Simon’s love for his brethren manifested itself in an extraordinary way in the last year of his life, when a plague epidemic broke out in Cracow. From July 1482 to 6 January 1483 the city lay under the scourge of the disease. Amid the general desolation, the Franciscans of the convent of Saint Bernardino labored tirelessly in the care of the sick, true angels of consolation.

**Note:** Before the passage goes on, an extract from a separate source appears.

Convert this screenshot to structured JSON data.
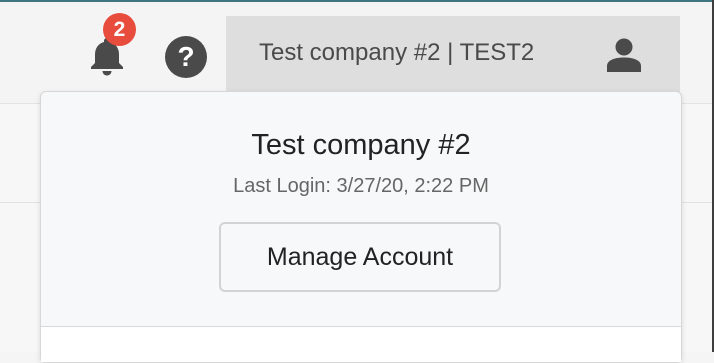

Fr. Simon regarded that time as a “season of grace” in which to exercise charity and bring to completion the offering of his own life. Wherever he went he brought comfort, aid, and the sacraments, and proclaimed the consoling Word of God to the dying. He was soon himself infected. He bore the sufferings of the illness with extraordinary patience, and as the end drew near he expressed the wish to be buried beneath the threshold of the church, so that all might tread upon him. On the sixth day of his illness, 18 July 1482, without fear of death and with his eyes fixed upon the Cross, he rendered his soul to God.